The conference agreement on the budget drops all of the entitlement cuts included in the House-passed budget resolution.  In place of these cuts, the resolution calls on authorizing committees to identify “waste, fraud, and abuse” in entitlement programs in their jurisdictions.  Under the resolution, the chairmen of the Budget Committees are to publish specific dollar targets for spending reductions for each of the covered authorizing committees by May 16.  The authorizing committees are then required to provide the Budget Committees by September 2 with materials identifying legislative proposals that would achieve these savings.  The resolution also directs the General Accounting Office to prepare a study that identifies program changes that can “improve the economy, efficiency, and effectiveness of Federal programs.”  This GAO report must be submitted to the Budget Committees by August 1.  The conference report accompanying the budget resolution states that “[t]hese findings will be used by the Budget Committees in the development of future budget resolutions.”

The budget resolution also includes six “reserve funds” to accommodate specified changes in selected entitlement programs.  A “reserve fund” provides money for a designated purpose; the money is made available only if used for that purpose.

The largest reserve fund in the budget resolution is for Medicare prescription drug benefits and includes $400 billion over ten years.  The budget resolution also provides $50 billion over ten years to increase health insurance coverage for the uninsured; these funds may be used either for public program expansions or for health-insurance-related tax cuts.

The resolution includes several smaller reserve funds for other purposes.  These include $7.3 billion over ten years to allow families not otherwise poor enough to qualify for Medicaid to “buy into” Medicaid for their disabled children, and $975 million between 2003 and 2013 to extend the availability of funds for the State Children’s Health Insurance Program (SCHIP) that either recently expired and reverted to the Treasury or that are scheduled to expire on September 30 of this year.

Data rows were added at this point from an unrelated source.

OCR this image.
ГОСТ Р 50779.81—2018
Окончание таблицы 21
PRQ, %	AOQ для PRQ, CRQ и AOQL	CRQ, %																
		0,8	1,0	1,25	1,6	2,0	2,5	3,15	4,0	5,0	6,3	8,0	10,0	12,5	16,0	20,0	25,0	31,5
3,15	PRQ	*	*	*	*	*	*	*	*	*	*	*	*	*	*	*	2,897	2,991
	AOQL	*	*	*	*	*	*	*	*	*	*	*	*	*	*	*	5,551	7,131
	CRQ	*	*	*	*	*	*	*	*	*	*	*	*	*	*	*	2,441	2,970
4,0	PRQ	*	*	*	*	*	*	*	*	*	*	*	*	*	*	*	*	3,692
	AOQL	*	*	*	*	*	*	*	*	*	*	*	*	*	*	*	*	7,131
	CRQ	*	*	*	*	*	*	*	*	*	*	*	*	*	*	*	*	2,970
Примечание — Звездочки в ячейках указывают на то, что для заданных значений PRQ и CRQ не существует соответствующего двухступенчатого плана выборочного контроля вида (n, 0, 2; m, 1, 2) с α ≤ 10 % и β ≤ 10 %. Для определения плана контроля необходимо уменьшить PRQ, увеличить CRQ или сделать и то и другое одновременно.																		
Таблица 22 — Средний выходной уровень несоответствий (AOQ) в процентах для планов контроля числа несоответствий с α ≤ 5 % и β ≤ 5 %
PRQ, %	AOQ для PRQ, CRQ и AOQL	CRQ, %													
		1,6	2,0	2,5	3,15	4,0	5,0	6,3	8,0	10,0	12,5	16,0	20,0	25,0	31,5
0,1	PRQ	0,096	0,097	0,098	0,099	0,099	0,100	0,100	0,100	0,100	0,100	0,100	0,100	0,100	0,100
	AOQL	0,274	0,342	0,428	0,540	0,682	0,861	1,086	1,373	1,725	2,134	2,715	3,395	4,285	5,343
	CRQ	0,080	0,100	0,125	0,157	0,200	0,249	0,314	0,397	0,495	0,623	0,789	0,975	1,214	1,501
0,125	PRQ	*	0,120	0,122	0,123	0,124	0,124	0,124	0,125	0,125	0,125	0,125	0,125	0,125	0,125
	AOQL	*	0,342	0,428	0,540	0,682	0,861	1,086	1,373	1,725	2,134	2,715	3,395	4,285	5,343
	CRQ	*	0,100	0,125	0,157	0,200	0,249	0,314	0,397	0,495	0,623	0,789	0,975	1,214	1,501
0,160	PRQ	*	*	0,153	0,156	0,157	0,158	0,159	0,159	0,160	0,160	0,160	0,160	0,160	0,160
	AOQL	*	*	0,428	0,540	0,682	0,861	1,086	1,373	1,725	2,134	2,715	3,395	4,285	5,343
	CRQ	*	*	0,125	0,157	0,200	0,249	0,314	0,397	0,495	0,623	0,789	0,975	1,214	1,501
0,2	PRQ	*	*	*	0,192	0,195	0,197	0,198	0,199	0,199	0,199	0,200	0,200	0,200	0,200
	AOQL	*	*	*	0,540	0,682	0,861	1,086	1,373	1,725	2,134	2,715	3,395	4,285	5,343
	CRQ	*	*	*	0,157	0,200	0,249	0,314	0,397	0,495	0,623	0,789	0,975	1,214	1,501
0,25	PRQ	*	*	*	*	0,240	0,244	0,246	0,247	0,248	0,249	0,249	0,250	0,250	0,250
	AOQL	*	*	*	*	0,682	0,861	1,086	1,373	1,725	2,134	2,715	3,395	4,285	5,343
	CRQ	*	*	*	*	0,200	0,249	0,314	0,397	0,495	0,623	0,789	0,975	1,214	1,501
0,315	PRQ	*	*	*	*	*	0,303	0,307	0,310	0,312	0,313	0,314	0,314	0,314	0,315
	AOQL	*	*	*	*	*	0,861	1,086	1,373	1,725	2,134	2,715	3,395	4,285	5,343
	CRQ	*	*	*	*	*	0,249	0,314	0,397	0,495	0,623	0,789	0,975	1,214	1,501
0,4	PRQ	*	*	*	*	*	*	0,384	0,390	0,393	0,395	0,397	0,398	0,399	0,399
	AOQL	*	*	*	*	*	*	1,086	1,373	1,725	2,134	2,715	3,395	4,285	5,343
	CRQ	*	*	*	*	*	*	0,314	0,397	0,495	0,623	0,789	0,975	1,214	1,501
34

The budget resolution also provides funding, but does not establish reserve funds, for the following:  $3.9 billion to extend for five years and improve the Transitional Medical Assistance program, which provides health coverage for families moving from welfare to work; $1.1 billion to extend for five years the “QI-1 program,” which helps certain low-income Medicare beneficiaries pay their Medicare premiums; $3.5 billion to reauthorize TANF-related activities; $1.9 billion for increasing the Child Care Development Block Grant above a “freeze” level; and $700 million for the Administration’s proposal to block grant child welfare programs, including foster care and adoption assistance.

 

“Pay-As-You-Go” Rules

Finally, the budget resolution includes a weak version of the “pay-as-you-go” rule.  The budget conference dropped the tougher version of this rule that was offered by Senators Russell Feingold and Lincoln Chafee and added to the Senate budget on the Senate floor.[1] 

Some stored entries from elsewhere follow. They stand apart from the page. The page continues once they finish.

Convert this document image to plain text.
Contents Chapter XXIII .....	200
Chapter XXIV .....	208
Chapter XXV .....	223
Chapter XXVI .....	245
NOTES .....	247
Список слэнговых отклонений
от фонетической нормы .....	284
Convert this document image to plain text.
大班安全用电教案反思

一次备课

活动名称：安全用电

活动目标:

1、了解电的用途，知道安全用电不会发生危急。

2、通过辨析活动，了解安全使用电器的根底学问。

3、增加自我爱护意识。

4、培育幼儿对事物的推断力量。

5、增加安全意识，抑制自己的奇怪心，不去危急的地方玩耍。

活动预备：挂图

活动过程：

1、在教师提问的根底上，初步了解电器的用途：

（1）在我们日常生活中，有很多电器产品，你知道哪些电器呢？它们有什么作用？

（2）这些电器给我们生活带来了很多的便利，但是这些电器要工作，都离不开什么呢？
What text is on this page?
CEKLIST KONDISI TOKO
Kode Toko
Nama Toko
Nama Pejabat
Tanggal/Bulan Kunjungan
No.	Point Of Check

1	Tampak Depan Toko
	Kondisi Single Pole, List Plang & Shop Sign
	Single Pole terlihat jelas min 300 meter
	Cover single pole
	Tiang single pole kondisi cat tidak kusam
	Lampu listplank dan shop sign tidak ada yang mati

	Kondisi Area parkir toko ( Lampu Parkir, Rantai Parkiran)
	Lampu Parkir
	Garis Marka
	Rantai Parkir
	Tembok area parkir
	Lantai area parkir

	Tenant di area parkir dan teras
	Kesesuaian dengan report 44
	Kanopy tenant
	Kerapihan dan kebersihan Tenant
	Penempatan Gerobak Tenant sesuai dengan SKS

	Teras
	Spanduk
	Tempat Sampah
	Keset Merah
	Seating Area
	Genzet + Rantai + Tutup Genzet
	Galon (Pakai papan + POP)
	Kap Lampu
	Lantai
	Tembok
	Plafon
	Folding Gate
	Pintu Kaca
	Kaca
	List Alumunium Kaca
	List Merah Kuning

 The Feingold-Chafee amendment would have applied the pay-as-you-go requirements — under which all tax cuts and entitlement expansions must be offset by corresponding tax increases or entitlement cuts, unless 60 Senators vote to override the rule — to all tax cuts and entitlement increases except for the $350 billion that would have been given reconciliation status under the Senate-passed budget.  Under the new budget resolution, the pay-as-you-go rules apply only after all of the tax cuts and entitlement increases assumed in the budget resolution have been enacted.  Thus, only after tax cuts and entitlement expansions totaling $1.7 trillion through 2013 have become law — essentially the agenda of the White House and the Congressional majority — will the pay-as-you-go rule take effect.


[1] See Richard Kogan, “Will the Senate’s “Pay-As-You-Go Rule” Make Budget Plans Less Costly?”  Center on Budget and Policy Priorities, April 7, 2003.